The Ontario Energy Board has developed a 14-page “workbook” for consumers to fill in if they want to be heard.
The workbook will remain accessible on the energy board website until Nov. 11.
The Energy Consumer Protection Act, which came into effect in 2011, was passed to curb aggressive energy retailers selling long-term, fixed-price contracts for natural gas and electricity.
Abuses were commonplace. Some salespeople misled customers to think they were still dealing with their local utility companies.
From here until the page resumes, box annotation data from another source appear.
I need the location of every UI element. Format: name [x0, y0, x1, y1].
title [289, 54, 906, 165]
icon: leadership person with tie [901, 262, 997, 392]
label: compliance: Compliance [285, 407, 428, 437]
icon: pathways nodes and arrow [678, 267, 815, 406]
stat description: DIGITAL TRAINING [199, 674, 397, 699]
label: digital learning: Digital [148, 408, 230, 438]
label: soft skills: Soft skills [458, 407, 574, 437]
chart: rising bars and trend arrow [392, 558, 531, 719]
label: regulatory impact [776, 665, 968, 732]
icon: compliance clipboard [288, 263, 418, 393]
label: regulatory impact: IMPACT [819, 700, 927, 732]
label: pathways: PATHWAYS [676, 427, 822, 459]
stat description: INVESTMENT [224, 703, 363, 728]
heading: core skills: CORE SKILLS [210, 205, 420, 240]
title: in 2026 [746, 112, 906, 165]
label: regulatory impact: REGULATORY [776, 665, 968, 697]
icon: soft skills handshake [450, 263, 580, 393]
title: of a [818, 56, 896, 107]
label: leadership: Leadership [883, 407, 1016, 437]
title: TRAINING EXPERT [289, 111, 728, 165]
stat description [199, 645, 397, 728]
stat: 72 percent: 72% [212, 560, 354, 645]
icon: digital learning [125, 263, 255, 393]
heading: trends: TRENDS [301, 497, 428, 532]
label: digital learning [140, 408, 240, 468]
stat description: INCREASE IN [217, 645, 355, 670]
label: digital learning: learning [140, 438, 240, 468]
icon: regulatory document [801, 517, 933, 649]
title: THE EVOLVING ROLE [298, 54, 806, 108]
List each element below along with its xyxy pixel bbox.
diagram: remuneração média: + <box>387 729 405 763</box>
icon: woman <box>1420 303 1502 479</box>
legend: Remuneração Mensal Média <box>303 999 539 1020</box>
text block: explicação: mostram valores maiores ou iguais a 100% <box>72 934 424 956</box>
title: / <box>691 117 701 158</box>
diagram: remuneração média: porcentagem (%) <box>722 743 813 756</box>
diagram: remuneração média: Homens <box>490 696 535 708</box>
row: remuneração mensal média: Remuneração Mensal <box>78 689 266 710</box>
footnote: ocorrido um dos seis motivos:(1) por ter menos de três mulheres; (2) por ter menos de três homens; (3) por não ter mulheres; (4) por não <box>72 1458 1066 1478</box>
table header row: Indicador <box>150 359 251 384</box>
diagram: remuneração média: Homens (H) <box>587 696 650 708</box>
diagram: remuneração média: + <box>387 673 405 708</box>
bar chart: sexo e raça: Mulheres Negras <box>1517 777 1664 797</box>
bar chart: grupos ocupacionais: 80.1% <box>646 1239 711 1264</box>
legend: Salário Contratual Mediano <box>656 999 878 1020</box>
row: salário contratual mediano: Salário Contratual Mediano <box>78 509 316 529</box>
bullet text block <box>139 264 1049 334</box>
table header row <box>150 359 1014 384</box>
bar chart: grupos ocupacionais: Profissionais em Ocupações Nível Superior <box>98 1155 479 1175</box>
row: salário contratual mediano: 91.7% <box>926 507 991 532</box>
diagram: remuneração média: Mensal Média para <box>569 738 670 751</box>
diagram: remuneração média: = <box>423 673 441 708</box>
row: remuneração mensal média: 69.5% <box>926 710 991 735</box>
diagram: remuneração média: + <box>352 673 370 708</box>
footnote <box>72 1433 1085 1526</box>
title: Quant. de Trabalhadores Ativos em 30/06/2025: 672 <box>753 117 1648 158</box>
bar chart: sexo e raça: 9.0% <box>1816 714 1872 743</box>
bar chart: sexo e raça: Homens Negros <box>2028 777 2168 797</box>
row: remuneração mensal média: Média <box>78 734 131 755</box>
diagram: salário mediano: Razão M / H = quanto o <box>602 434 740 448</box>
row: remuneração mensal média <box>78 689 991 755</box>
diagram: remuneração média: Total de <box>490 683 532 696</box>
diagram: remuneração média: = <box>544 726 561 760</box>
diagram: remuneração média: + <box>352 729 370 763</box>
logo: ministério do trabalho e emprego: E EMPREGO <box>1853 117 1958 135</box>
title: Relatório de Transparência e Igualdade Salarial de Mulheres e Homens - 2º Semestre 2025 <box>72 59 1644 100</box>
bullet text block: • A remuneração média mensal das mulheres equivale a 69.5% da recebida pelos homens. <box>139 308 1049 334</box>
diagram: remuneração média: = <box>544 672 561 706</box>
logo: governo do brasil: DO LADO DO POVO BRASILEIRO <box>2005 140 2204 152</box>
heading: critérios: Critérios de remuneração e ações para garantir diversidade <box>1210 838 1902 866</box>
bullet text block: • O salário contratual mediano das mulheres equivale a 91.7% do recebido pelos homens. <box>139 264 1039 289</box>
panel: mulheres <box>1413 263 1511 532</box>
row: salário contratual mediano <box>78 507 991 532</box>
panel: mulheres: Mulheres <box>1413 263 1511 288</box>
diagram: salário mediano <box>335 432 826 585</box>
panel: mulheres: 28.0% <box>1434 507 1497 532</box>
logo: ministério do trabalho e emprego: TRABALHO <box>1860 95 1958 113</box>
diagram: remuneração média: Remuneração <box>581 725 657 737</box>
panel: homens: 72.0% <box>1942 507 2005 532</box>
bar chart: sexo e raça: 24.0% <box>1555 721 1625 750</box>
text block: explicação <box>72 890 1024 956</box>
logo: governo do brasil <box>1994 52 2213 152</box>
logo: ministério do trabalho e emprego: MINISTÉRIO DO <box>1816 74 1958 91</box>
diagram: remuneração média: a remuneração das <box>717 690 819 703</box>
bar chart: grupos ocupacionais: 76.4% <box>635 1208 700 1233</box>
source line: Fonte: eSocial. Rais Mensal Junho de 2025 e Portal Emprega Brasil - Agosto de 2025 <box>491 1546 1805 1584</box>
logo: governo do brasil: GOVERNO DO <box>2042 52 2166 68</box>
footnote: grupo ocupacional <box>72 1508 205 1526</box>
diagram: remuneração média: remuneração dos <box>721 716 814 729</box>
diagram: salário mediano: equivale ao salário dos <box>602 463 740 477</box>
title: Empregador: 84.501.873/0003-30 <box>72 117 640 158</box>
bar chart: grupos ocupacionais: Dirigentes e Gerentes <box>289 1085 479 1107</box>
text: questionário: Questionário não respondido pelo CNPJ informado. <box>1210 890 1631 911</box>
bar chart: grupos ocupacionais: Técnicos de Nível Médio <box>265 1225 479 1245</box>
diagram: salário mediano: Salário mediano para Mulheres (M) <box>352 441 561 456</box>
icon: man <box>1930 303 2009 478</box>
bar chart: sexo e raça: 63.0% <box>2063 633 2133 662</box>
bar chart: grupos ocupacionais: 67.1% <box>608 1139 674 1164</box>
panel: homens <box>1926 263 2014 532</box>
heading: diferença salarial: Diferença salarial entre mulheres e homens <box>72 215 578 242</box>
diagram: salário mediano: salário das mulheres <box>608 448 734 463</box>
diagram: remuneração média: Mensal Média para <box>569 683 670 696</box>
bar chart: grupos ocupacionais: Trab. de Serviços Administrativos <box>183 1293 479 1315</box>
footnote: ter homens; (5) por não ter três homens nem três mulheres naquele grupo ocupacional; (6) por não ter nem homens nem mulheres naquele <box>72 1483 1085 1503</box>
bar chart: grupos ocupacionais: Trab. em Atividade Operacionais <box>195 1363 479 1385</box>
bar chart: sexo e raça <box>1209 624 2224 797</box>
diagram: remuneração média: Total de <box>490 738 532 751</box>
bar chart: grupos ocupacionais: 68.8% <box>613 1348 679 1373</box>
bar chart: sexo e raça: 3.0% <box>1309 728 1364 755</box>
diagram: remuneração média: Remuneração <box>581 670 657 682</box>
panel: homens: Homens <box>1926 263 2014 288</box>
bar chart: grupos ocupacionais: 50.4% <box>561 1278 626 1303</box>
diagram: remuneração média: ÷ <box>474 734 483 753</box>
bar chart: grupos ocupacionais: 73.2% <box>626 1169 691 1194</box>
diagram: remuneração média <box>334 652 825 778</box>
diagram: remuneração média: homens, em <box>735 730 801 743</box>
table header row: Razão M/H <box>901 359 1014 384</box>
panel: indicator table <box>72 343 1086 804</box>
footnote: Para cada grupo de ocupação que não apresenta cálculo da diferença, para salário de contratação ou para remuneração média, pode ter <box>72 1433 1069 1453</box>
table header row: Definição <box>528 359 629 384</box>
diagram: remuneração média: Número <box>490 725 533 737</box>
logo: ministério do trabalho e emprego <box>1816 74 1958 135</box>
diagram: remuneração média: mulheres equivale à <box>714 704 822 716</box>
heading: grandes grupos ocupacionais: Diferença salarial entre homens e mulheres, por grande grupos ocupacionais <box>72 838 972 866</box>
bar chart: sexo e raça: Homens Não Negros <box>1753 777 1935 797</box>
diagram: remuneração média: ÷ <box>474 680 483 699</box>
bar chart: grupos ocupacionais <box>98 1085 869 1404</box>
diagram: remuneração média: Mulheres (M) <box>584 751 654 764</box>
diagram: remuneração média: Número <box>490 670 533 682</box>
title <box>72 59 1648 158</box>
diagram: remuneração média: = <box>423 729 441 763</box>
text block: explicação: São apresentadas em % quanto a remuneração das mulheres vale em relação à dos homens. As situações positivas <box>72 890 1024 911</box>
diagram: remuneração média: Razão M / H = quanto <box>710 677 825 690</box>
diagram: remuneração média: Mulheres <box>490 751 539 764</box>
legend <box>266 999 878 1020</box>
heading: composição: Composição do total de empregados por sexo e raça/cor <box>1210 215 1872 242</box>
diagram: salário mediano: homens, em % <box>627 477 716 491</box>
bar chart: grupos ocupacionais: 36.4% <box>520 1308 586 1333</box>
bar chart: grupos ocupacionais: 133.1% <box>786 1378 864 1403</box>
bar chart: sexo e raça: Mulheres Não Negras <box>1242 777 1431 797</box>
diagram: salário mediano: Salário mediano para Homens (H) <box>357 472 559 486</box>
Others gave consumers poor information about energy prices and the terms of the contracts they were signing.
Some simply signed up customers without their consent by forging signatures.
The new rules were designed to curb the abuses, requiring energy retailers to give customers price comparison information and to make follow-up calls to verify that customers had agreed to the contracts reported by the sales staff.
Complaints have dropped, though they have not vanished, since the act came into force.
The energy board says it received 6,616 complaints about retailers and marketers in 2010-2011; that number dropped to 2,275 in 2013-2014. It’s now reviewing whether rules need changing.
About 10 per cent of residential and small-business natural gas customers currently have contracts with retailers. For electricity, that figure is 6 per cent.
The energy board’s Karim Karsan said in an interview that door-to-door contract sellers still generate the most complaints about retail contracts.
In addition to the workbook, the energy board will gather consumer views through telephone surveys and focus groups, Karsan said. It will also review the complaint data gathered over the years.
The energy board will report to the minister of energy on any recommended rule changes by the end of the year.